WHITE ARCADES (1988)

“The only album I did as an ex-pat, living in London and commuting to Edinburgh. It took me six months. I mixed part of one track at Brian Eno’s studio and another at the Cocteau Twin’s studio in White City. But it was essentially a solo work, I loved doing it. It made a difference that I created it in the UK, although it’s hard to quantify how.”

BY DAWN’S EARLY LIGHT (1991)

“Poems? Yes, it was my first shot at doing poetry. I spoke them on the album. A couple of years earlier, I wouldn’t have had the courage. I started writing poems not too far before I recorded the album. I didn’t expect to use them at all. It was a hunch to use them. They were spoken lyrics to the music. Why speak them and not sing them? Another hunch.”

MUSIC FOR 3 PIANOS (1992)

“I wanted my two friends: Daniel Lentz and Rubin Garcia to get recorded on an album that somebody would hear. Daniel has been my best friend since we met in 1969. Rubin passed away last year from acute alcoholism. I promised him for years that we’ll make an album together but I kept forgetting. Daniel had made several albums, he wasn’t completely unknown but this was a great start to make an album with him. In the end, it turned out to be an EP of around 20 minutes. A full album just wasn’t there so I stopped.”

THROUGH THE HILL (1994)

“This was a collaboration with [XTC songwriter] Andy Partridge. He’s so witty. I ended up just laughing my ass off all of the time. He’s very sharp. [Budd then spends many seconds laughing, just at the memory of Partridge] What a sweet man. We spent time in his shed…just laughing. A strange album? I agree. It’s difficult to explain why except to say that it’s out of my normal style. It was a refreshing change.”

LUXA (1996)

“Titles are very important to me.

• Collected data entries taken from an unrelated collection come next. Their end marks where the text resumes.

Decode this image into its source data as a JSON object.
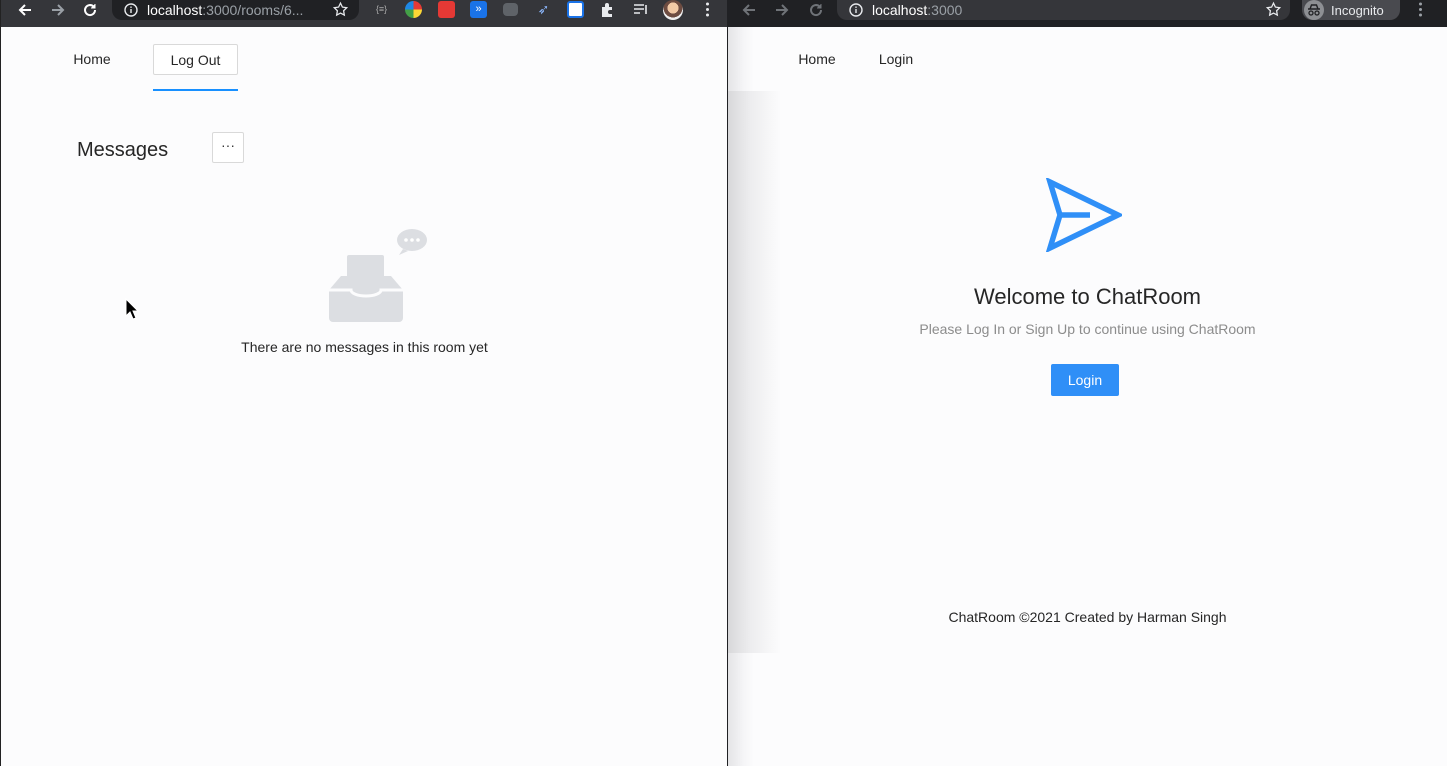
{
  "left_window": {
    "address_bar": {
      "host": "localhost",
      "rest": ":3000/rooms/6..."
    },
    "nav": {
      "home": "Home",
      "logout": "Log Out"
    },
    "page": {
      "title": "Messages",
      "more_button": "···",
      "empty_text": "There are no messages in this room yet"
    }
  },
  "right_window": {
    "address_bar": {
      "host": "localhost",
      "rest": ":3000"
    },
    "incognito_label": "Incognito",
    "nav": {
      "home": "Home",
      "login": "Login"
    },
    "page": {
      "welcome": "Welcome to ChatRoom",
      "subtitle": "Please Log In or Sign Up to continue using ChatRoom",
      "login_button": "Login",
      "footer": "ChatRoom ©2021 Created by Harman Singh"
    }
  },
  "colors": {
    "primary": "#1890ff",
    "login_button": "#2f8ff7",
    "chrome_toolbar": "#35363a",
    "omnibox": "#202124"
  },
  "icons": [
    "back-arrow-icon",
    "forward-arrow-icon",
    "reload-icon",
    "info-icon",
    "star-icon",
    "extension-icon",
    "puzzle-icon",
    "reading-list-icon",
    "avatar",
    "kebab-menu-icon",
    "incognito-icon",
    "send-plane-icon",
    "inbox-icon",
    "chat-bubble-icon",
    "mouse-cursor-icon"
  ]
}
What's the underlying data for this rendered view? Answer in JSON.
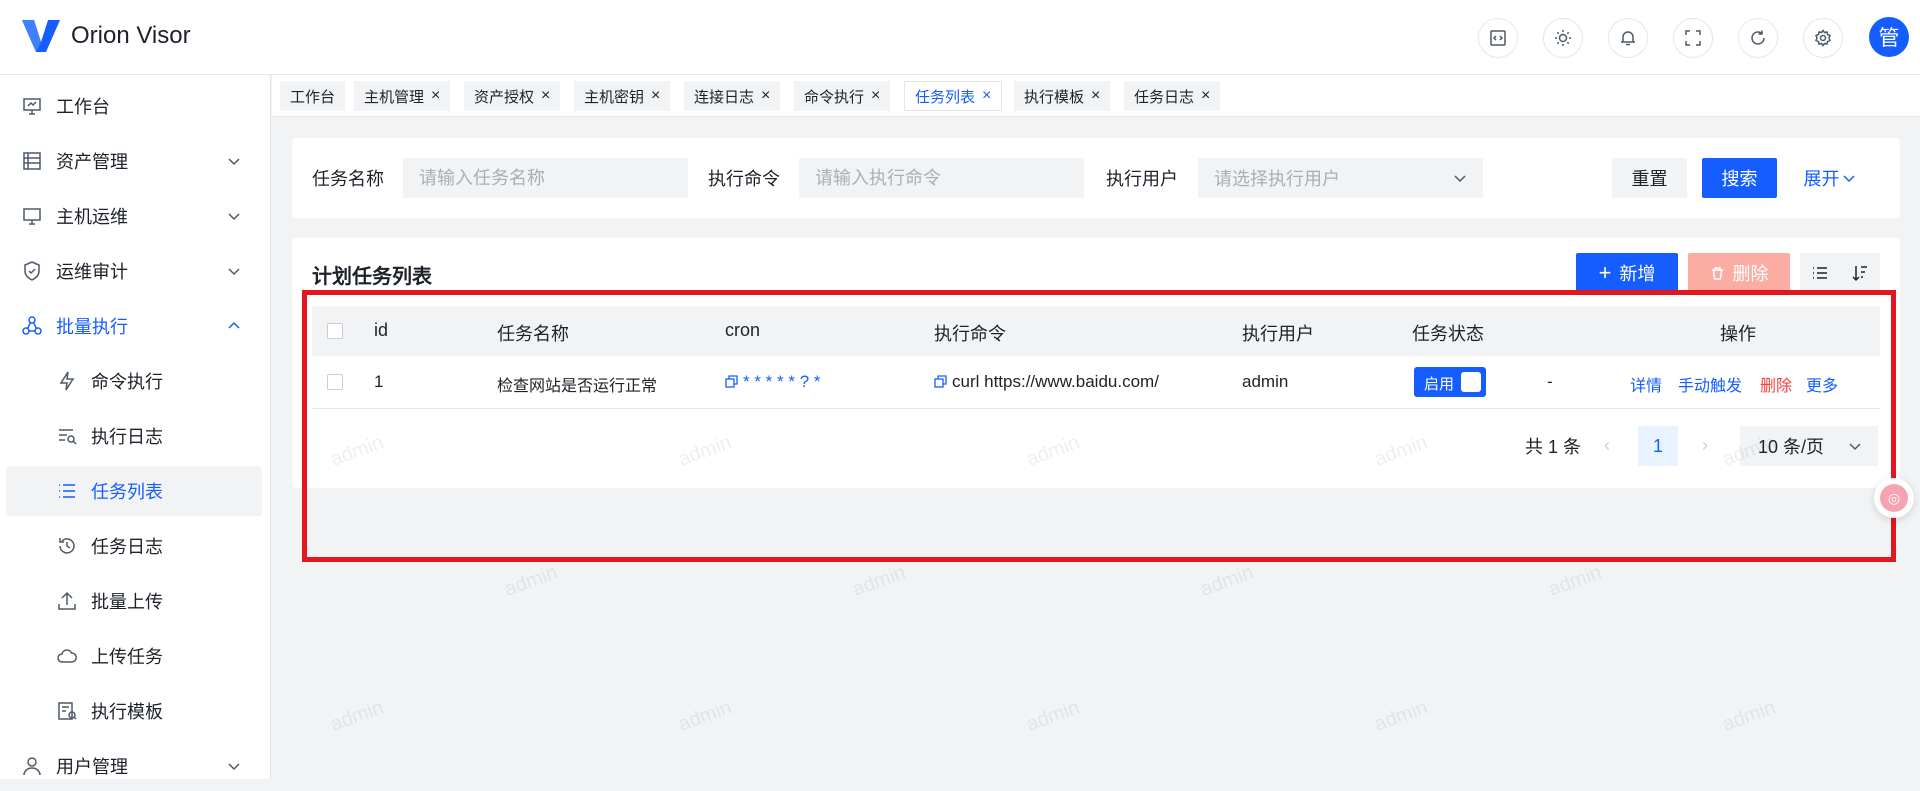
{
  "app": {
    "title": "Orion Visor",
    "avatar_text": "管",
    "watermark": "admin"
  },
  "header_icons": [
    "code-icon",
    "theme-icon",
    "bell-icon",
    "fullscreen-icon",
    "refresh-icon",
    "gear-icon"
  ],
  "sidebar": {
    "items": [
      {
        "label": "工作台",
        "icon": "monitor-icon"
      },
      {
        "label": "资产管理",
        "icon": "list-icon",
        "expandable": true
      },
      {
        "label": "主机运维",
        "icon": "desktop-icon",
        "expandable": true
      },
      {
        "label": "运维审计",
        "icon": "shield-icon",
        "expandable": true
      },
      {
        "label": "批量执行",
        "icon": "nodes-icon",
        "expandable": true,
        "open": true
      },
      {
        "label": "命令执行",
        "icon": "bolt-icon",
        "sub": true
      },
      {
        "label": "执行日志",
        "icon": "log-search-icon",
        "sub": true
      },
      {
        "label": "任务列表",
        "icon": "task-list-icon",
        "sub": true,
        "active": true
      },
      {
        "label": "任务日志",
        "icon": "history-icon",
        "sub": true
      },
      {
        "label": "批量上传",
        "icon": "upload-icon",
        "sub": true
      },
      {
        "label": "上传任务",
        "icon": "cloud-icon",
        "sub": true
      },
      {
        "label": "执行模板",
        "icon": "template-icon",
        "sub": true
      },
      {
        "label": "用户管理",
        "icon": "user-icon",
        "expandable": true
      }
    ]
  },
  "tabs": [
    {
      "label": "工作台",
      "closable": false
    },
    {
      "label": "主机管理",
      "closable": true
    },
    {
      "label": "资产授权",
      "closable": true
    },
    {
      "label": "主机密钥",
      "closable": true
    },
    {
      "label": "连接日志",
      "closable": true
    },
    {
      "label": "命令执行",
      "closable": true
    },
    {
      "label": "任务列表",
      "closable": true,
      "active": true
    },
    {
      "label": "执行模板",
      "closable": true
    },
    {
      "label": "任务日志",
      "closable": true
    }
  ],
  "search": {
    "task_name_label": "任务名称",
    "task_name_placeholder": "请输入任务名称",
    "command_label": "执行命令",
    "command_placeholder": "请输入执行命令",
    "user_label": "执行用户",
    "user_placeholder": "请选择执行用户",
    "reset_label": "重置",
    "search_label": "搜索",
    "expand_label": "展开"
  },
  "table_card": {
    "title": "计划任务列表",
    "add_label": "新增",
    "delete_label": "删除",
    "columns": [
      "id",
      "任务名称",
      "cron",
      "执行命令",
      "执行用户",
      "任务状态",
      "操作"
    ],
    "rows": [
      {
        "id": "1",
        "name": "检查网站是否运行正常",
        "cron": "* * * * * ? *",
        "command": "curl https://www.baidu.com/",
        "user": "admin",
        "status_label": "启用",
        "status_enabled": true,
        "extra": "-",
        "ops": [
          "详情",
          "手动触发",
          "删除",
          "更多"
        ]
      }
    ]
  },
  "pagination": {
    "total": "共 1 条",
    "prev": "‹",
    "next": "›",
    "current": "1",
    "page_size": "10 条/页"
  },
  "colors": {
    "primary": "#165dff",
    "danger": "#f53f3f",
    "highlight": "#e3171f"
  }
}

From them come the music ideas. A good piece can be ruined by an awful title. I think of Luxa more as a decorative thing. An art term. From there, the music insinuated itself.”

HAROLD BUDD ON…

ANDY PARTRIDGE

“I must say, when my wife became ill from brain cancer, there were many psychological problems that were produced. Eventually, we broke up. I was living alone in Joshua Tree around 2006, not a good place to be alone. Andy would call me weekly and commiserate, ask me how I was doing. Friendship-type stuff. He really kept me afloat during a terrible part of my life. God bless him.”

BRIAN ENO

“In many respects, and I say this from the bottom of my heart, I owe him everything. He gave me courage and an introduction to my own language.”

BILL NELSON

“I noticed that my accent changed when I lived in the UK. I remember training it up to see Bill Nelson for dinner with his family and his wife said that that I had a very posh accent. That pleased me but it was somewhat surprising.”

ROBIN GUTHRIE

“When I was working on The White Arcades, I was travelling to Edinburgh. Great pubs up there. The people were great too. I remember  Robin Guthrie giving me valuable advice,

‘You’ve got to learn two things. Firstly, how do you pronounce Edinburgh?’

‘Edinboro.’

‘No. It’s Edinbr-a.’

‘Right, ok.’

‘OK, when you go to a pub, what do you order?’

‘A pint of bitter.’

‘No. You order a pint of heavy.’

I thought, right – thanks. Then I fitted right in. I even went to the bank and changed my cash to Scottish paper money.”

DAVID SYLVIAN

“You say that he’s an obvious, yet missing, collaborator but David is on a quest that’s completely personal. I don’t think that I should butt in. Even if I was asked, I think it should happen on it’s own terms. He is going to a place that I am not part of. I admire it as an artist – everything he does. But it’s best if he continues on his quest alone. He’s an artist whose language is changing so radically that it’s really a language that he has to develop on his own. He has close companions that belong with him but I’d rather have a view than be a participant.”